Error, cmd: /home/gdskinnerlab/nes002/software/STAR-Fusion-v1.12.0/ctat-genome-lib-builder/util/
isoform_blast_gene_chr_conversion.pl --blast_outfmt6 ref_annot.cdna.fa.allvsall.outfmt6 --gtf /home/gdskinnerlab/nes002/HBV_visium/GRCh38_HBV_concat_ed.gtf > ref_annot.cdna.fa.allvsall.outfmt6.toGenes died with ret 65280 No such file or directory at /home/gdskinnerlab/nes002/software/STAR-Fusion-v1.12.0/ctat-genome-lib-builder/lib/Pipeliner.pm line 186.
Unassigned_transcript_8 is the in the HBV genome. The annotation looks like this:
NC_003977.2 RefSeq stop_codon 835 837 . + 0 gene_id "HBVgp2"; transcript_id "unassigned_transcript_8"; gbkey "CDS"; gene "S"; locus_tag "HBVgp2"; product "small envelope protein"; protein_id "YP_009173871.1"; exon_number "2";
I'm not sure what the isoform structure is or how to correct/bypass this error. Or perhaps there isn't a good way to use STAR-Fusion for this application?

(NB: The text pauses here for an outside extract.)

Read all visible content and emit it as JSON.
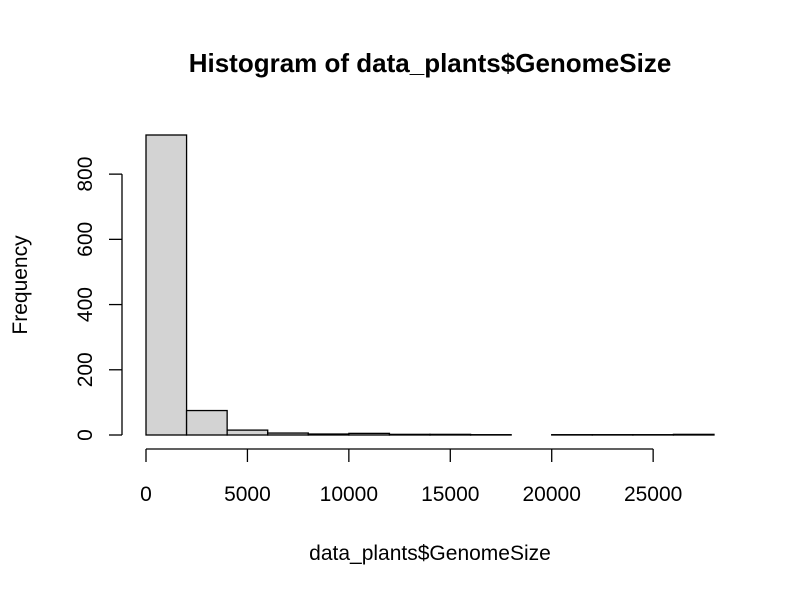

I'd appreciate any thoughts you have. I'm putting the run script at the bottom of this message but let me know if there's any other information that would be helpful.
Thanks,
Nicole
---------------------------------
#!/bin/bash
#SBATCH -p himem
#SBATCH -t 3-00:00:00
#SBATCH --cpus-per-task=5
#SBATCH --mem-per-cpu=100G
set -e
export PATH=$PATH:~/software/STAR-2.7.10b/source/
export PATH=$PATH:~/software/STAR-Fusion-v1.12.0
export PATH=$PATH:~/software/singularity-ce-3.11.4
singularity exec -e \
/home/gdskinnerlab/nes002/software/star-fusion.v1.12.0.simg \
/home/gdskinnerlab/nes002/software/STAR-Fusion-v1.12.0/ctat-genome-lib-builder/
prep_genome_lib.pl \
--genome_fa /home/gdskinnerlab/nes002/HBV_visium/GRCh38_HBVgenD_concat.fasta \
--gtf /home/gdskinnerlab/nes002/HBV_visium/GRCh38_HBV_concat_ed.gtf \
--fusion_annot_lib /home/gdskinnerlab/nes002/HBV_visium/fusion_lib.Mar2021.dat.gz \
--dfam_db human \
--pfam_db current